Commentary: Google makes life hard for Web 'parasites'

The (Tacoma) News Tribune

March 01, 2011 11:02 AM

There are horses on the Web, and there are ticks. Google last week made life a little harder for the ticks.

The world-dominant search engine announced Thursday that it had overhauled its algorithm – the way it processes queries – to brush more of the parasites out of its search results. This is a small victory in a much larger war.
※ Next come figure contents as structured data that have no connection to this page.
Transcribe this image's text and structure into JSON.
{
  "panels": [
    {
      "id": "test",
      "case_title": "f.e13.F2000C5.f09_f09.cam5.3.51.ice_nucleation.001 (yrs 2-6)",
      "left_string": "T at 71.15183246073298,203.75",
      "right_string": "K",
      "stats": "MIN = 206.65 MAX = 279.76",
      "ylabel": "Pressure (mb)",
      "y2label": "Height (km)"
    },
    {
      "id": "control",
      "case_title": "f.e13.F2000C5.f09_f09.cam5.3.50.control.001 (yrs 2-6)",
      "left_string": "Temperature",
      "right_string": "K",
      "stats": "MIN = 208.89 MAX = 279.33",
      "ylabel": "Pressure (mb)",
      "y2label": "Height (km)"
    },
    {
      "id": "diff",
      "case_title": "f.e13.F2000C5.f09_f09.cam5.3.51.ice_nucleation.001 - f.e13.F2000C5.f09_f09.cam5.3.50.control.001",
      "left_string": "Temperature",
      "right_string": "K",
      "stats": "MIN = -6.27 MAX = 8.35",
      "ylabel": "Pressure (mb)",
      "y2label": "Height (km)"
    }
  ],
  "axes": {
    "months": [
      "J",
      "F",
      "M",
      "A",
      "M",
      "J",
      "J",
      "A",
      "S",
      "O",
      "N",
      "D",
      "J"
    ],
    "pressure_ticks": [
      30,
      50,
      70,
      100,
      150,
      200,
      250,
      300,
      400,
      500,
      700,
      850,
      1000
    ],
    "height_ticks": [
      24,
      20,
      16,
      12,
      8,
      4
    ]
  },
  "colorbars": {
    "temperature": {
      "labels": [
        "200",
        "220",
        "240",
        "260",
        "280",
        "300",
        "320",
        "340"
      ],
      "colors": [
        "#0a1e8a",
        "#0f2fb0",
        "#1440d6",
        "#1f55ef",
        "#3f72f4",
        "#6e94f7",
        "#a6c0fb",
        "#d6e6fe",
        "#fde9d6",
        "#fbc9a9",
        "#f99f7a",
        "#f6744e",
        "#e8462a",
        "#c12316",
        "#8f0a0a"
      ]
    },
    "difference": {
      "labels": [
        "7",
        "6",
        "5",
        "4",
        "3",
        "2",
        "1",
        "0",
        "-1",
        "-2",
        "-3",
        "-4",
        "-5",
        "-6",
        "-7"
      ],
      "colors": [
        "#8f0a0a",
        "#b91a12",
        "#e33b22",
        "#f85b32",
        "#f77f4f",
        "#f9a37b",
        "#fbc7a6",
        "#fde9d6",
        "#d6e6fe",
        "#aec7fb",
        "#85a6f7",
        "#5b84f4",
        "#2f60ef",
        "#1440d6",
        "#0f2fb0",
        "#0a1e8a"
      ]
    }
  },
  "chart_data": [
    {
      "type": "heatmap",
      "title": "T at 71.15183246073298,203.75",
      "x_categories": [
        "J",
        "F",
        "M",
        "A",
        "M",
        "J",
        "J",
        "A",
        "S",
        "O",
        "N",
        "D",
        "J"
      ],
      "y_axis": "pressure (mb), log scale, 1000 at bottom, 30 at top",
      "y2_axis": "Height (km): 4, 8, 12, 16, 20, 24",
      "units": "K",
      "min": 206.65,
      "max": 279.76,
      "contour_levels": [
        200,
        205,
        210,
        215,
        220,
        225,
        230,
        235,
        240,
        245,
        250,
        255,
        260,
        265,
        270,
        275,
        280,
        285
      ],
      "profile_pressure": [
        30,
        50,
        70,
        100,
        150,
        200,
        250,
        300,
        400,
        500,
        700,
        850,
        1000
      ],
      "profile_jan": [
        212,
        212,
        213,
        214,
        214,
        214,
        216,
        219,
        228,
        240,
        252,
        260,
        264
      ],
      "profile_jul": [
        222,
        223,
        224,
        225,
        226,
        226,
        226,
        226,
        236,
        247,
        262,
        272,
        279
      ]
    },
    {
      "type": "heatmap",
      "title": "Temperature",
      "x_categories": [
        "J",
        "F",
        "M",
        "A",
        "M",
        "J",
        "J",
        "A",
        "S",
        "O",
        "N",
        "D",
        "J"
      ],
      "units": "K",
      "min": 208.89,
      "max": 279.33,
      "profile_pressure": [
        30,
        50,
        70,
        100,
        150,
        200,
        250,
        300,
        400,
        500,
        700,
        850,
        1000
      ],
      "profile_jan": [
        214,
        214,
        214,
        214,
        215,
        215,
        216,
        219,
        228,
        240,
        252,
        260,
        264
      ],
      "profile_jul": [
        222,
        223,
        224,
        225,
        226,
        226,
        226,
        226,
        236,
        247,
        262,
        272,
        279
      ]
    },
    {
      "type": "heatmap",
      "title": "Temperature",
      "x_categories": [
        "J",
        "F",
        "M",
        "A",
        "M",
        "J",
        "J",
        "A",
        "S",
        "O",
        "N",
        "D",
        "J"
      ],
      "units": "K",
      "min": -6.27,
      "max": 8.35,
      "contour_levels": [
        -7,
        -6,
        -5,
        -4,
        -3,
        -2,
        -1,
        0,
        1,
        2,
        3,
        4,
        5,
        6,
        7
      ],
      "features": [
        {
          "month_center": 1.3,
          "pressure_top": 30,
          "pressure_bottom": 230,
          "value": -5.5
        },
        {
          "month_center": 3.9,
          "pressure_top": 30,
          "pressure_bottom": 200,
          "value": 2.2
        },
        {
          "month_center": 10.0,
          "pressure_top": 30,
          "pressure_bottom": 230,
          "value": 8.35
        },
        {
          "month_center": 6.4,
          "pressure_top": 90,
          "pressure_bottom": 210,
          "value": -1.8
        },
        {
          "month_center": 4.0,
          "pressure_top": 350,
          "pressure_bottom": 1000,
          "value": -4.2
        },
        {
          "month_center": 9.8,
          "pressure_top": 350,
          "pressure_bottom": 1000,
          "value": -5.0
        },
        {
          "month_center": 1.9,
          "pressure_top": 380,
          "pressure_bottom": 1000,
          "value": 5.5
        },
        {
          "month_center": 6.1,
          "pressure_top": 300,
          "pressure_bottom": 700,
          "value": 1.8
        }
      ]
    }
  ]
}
People who use Google – and that means the vast majority of people online – have been plagued by junk websites that muscle their way ahead of genuinely informative ones.

Search for a doctor, and you may wind up on an ad-saturated site that merely scraped the doctor’s name off some other site – and doesn’t tell you anything you need to know. Hit after hit provides similar results. If you’re lucky, somewhere far down the list is the actual website of the clinic.

Results like that get frustrating in a hurry. Nor are they accidental. Large, highly profitable companies exist solely to game Google’s algorithm and place content-free, auto-generated pages at the top of the hit parade.

Demand Media, for example, has struck it rich tricking Google into putting eHow and similarly skimpy sites on the first page of a search.

But even Demand Media looks good compared to outfits that assemble text almost at random to generate as many key words as possible. Your search terms lead you to the site and there’s nothing real there – except advertising.

Google itself makes big money off Web traffic, regardless of whether users are being driven to junkyards or real information. Many suspect it hasn’t been eager to solve the problem for fear of hurting its revenues. Last week’s fix looks like a serious effort to dispel those suspicions.